En 1492, Guliano Mancino et Bartolomeo Berrettaro se rendirent à Palerme pour sculpter un marbre de la Madonna del Soccorso. La statue fut transportée à Sciacca par mer en 1503 au moyen d'une flotte de barques regroupant plus de 200 pêcheurs. Dès lors, la Madonna del Soccorso devint le patronage des marins qui seuls étaient autorisés à la transporter lors des fêtes annuelles à Sciacca. La sculpture originale fut logée à l'église de Saint-Augustin jusqu'en 1861, date où elle fut transférée à l'église bâtie en son honneur et qui porte son nom.

La peinture ombrienne et toscane des XVe et XVIe siècles confirme l'expansion de ce culte et sa remontée vers le nord. Niccolò Alunno da Foligno a peint un tableau illustrant ce thème et qui est conservé à la Galleria Colonna de Rome (Walter 1993).

La « médaille » du baron de Fouencamps est un prolongement de ce thème guerrier et chevaleresque où le démon est terrassé par la Vierge qui sauve l'enfant de son emprise. C'est donc là un type de Vierge tutélaire, médiatrice, d'intercession, d'avocate, de très miséricordieuse défendresse. Il n'est donc pas étonnant de retrouver le titre « d'auxiliatrice » gravé sur la plaque de fondation de 1771.

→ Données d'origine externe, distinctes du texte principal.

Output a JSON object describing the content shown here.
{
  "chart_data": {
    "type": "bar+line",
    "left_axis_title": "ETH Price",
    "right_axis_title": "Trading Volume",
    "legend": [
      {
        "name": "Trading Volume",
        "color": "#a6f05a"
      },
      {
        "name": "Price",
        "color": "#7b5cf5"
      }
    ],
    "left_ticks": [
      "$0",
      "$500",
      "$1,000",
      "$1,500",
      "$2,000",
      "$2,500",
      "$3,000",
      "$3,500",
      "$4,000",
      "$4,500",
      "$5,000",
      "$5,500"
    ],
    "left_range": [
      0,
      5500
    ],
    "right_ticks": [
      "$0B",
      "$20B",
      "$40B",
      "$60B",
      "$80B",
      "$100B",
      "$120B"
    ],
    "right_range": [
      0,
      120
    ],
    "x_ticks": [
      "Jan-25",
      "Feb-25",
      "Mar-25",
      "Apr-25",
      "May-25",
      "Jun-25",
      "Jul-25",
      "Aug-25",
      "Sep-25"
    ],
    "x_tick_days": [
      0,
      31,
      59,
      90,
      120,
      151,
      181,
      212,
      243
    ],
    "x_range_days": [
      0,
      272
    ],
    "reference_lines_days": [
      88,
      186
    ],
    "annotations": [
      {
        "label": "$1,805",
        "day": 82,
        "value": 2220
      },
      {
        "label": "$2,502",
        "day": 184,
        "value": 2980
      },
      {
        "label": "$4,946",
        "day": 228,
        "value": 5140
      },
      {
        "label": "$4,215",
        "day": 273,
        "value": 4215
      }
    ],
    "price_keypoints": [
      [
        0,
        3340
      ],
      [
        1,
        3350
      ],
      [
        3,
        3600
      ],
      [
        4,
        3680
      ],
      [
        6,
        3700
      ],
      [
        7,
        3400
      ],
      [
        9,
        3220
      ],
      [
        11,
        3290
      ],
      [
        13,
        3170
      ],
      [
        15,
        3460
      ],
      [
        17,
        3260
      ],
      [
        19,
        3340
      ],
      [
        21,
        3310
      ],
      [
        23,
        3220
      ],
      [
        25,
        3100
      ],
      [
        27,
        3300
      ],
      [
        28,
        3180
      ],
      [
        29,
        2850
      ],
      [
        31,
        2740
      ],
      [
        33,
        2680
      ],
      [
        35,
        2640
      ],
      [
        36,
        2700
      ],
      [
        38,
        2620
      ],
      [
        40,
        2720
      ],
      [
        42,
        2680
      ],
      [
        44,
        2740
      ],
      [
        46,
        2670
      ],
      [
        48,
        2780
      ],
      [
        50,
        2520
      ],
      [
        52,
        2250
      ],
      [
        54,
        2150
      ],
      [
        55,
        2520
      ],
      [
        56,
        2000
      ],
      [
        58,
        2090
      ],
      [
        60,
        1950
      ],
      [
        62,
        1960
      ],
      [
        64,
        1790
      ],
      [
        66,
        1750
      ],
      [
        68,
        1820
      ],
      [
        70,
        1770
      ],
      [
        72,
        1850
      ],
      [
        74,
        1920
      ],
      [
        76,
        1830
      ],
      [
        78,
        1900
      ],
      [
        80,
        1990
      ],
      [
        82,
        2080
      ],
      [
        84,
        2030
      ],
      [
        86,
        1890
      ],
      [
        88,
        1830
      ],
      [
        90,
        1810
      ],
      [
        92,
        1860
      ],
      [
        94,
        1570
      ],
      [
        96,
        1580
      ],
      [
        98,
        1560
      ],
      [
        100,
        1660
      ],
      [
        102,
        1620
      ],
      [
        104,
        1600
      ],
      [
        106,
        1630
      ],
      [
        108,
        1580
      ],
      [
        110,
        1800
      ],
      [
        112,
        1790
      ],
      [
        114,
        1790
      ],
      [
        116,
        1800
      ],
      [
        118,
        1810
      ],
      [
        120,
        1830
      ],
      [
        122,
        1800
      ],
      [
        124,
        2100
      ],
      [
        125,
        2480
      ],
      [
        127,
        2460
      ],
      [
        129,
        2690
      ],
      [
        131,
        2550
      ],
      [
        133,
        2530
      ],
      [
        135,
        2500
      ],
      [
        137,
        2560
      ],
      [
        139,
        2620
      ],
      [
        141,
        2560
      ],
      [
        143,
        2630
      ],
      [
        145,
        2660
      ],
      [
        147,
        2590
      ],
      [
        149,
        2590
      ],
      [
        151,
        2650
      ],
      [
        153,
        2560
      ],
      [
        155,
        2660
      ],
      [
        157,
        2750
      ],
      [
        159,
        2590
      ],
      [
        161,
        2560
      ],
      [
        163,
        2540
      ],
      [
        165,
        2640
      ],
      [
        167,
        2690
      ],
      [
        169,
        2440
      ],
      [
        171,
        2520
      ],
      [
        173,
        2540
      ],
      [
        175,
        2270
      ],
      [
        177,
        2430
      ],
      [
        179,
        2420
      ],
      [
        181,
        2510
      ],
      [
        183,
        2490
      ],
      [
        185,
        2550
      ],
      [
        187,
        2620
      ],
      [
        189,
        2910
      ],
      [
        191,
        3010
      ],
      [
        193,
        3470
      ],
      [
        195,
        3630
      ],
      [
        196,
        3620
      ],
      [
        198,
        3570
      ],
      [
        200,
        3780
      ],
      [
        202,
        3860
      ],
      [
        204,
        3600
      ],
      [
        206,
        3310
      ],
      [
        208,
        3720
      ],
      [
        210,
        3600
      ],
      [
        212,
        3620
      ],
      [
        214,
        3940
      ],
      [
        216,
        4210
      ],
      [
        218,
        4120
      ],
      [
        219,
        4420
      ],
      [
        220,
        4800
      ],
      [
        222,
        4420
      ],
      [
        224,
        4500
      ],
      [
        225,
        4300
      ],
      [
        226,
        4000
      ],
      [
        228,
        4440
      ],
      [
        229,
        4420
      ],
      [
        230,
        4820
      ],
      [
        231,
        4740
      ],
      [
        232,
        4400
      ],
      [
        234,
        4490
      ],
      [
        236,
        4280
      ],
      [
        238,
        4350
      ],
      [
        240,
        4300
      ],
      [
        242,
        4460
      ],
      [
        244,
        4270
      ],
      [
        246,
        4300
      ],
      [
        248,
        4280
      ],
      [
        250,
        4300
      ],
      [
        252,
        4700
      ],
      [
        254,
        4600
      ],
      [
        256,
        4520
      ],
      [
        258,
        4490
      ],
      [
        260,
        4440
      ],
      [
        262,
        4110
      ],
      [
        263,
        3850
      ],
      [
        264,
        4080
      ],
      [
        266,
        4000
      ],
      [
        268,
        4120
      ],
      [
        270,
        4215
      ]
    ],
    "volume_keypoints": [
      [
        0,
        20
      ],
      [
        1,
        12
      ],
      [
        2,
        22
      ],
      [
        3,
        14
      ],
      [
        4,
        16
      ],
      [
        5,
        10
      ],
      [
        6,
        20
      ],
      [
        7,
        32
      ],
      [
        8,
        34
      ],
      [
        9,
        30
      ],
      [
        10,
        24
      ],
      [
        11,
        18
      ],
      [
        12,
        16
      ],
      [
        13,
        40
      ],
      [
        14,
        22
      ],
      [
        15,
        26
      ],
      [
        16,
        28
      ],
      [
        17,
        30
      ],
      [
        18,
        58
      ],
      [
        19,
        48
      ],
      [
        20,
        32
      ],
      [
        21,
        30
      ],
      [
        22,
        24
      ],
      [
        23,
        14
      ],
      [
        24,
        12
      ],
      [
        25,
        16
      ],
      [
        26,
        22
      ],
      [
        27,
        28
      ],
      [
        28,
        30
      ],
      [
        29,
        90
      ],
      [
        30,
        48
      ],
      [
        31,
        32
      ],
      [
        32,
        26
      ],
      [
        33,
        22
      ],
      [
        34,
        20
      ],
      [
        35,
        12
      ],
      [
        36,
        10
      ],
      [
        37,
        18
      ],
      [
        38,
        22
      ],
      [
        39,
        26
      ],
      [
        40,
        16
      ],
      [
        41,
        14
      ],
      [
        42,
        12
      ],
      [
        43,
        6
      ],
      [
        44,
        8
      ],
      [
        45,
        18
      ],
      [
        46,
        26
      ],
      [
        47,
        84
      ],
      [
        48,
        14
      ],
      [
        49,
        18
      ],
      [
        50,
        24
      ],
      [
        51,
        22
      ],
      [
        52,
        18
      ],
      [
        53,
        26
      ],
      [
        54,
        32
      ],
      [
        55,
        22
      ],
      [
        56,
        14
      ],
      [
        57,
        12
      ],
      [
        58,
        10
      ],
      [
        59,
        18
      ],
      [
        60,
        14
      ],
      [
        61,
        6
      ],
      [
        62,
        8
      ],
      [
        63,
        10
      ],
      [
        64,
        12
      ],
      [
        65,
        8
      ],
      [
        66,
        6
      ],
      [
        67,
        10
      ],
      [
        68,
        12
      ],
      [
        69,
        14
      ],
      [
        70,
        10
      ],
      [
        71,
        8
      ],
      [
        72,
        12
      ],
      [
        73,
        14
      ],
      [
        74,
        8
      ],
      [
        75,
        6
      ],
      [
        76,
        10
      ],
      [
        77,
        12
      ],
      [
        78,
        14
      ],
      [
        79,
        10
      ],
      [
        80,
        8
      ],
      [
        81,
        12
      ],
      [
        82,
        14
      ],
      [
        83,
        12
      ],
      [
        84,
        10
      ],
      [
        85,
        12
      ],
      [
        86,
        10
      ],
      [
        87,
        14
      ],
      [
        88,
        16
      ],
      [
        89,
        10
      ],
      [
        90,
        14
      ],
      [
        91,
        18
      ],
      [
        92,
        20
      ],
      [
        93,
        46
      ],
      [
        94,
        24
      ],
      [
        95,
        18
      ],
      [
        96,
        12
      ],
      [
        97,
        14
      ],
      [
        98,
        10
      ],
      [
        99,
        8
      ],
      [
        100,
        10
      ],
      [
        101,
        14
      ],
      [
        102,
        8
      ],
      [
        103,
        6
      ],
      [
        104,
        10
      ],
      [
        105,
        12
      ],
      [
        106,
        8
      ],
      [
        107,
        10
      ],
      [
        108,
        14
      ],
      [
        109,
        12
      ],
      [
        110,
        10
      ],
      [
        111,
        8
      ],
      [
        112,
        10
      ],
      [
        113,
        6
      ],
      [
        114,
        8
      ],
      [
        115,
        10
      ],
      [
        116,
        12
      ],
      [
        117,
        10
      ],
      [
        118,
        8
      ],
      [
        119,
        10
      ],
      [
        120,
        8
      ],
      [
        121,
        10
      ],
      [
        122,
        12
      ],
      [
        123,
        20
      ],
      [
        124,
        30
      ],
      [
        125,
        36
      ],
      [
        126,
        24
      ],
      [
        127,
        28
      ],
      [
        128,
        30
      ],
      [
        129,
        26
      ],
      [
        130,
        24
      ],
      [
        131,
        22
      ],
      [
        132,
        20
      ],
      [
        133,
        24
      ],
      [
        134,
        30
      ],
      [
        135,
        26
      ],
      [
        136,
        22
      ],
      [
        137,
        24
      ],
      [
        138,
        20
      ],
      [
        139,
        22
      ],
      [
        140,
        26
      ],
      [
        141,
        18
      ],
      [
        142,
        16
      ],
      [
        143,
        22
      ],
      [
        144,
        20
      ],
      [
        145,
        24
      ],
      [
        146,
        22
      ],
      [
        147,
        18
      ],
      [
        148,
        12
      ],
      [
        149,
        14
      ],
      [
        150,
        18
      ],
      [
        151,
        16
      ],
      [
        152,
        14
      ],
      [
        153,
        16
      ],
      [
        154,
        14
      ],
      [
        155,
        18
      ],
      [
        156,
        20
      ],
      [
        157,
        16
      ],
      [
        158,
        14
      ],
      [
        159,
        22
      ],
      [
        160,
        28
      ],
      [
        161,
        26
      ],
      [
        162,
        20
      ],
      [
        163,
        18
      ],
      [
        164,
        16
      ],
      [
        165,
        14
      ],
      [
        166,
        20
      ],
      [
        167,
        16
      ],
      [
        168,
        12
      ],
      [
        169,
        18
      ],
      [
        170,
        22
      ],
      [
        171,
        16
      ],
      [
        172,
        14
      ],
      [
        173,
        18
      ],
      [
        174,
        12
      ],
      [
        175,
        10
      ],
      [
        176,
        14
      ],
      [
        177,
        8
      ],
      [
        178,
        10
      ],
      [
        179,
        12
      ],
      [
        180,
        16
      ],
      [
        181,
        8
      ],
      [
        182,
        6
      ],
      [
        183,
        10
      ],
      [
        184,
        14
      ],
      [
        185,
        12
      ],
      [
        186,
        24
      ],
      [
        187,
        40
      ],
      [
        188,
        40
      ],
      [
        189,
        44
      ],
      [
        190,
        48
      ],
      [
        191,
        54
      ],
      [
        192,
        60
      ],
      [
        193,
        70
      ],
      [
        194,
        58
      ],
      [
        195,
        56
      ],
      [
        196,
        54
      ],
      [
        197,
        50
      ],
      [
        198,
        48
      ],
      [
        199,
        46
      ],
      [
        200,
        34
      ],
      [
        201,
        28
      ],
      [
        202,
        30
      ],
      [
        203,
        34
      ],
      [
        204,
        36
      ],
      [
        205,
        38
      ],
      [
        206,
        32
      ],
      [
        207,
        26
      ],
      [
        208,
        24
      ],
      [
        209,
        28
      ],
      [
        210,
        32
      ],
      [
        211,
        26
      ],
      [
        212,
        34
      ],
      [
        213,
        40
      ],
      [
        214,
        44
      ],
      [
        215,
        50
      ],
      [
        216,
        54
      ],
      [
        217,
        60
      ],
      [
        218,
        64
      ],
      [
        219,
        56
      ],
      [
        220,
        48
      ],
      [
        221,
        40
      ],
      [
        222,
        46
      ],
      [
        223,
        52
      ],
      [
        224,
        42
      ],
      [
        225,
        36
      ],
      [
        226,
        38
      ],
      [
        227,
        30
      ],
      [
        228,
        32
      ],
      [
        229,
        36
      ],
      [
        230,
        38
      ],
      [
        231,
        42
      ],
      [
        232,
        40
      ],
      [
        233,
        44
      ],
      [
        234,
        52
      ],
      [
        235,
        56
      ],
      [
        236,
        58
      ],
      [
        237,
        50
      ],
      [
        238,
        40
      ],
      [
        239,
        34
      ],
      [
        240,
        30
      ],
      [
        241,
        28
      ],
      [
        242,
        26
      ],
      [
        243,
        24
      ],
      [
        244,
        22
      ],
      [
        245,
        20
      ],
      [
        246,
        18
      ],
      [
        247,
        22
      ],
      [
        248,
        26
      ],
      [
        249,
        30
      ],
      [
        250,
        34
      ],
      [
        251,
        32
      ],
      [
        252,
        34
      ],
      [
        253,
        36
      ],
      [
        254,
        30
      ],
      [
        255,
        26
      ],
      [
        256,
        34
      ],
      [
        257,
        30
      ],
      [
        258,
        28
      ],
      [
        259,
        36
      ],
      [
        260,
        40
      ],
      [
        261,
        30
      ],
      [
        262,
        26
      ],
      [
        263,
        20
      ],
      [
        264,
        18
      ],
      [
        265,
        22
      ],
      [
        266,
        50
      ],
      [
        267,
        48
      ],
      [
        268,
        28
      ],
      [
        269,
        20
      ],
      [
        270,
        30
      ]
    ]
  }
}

« Des manuscrits grecs ont conservé la légende de la Vierge Marie descendant en Enfer pour tâcher d'adoucir le sort des Damnés (Réau 1955-1959, tome second, vol. II, p. 111). » Elle est alors accompagnée de saint Michel et intercède auprès de son Fils pour sauver les damnés. L'iconographie de la « médaille » se situe dans le prolongement de cette tradition par ses références à saint Michel par le dragon, le blason et la quintaine. Sur la « médaille » du baron de Fouencamps l'intercession auprès de son fils est immédiate, puisqu'elle le porte dans ses bras. Le texte du phylactère réfère justement à ce rôle de la Vierge auprès de Jésus.

O JESUS L'AIMABLE VIERGE ENNEMIE DES MONSTRES DONNE À L'INDIGENT SA MAIN DROITE SECOURABLE ET AVEC TOI IL PARCOURRA LES MERS HOULEUSES

Le patronage marin est évoqué dans la « médaille » du baron de Fouencamps par cette inscription référant au parcours des mers houleuses.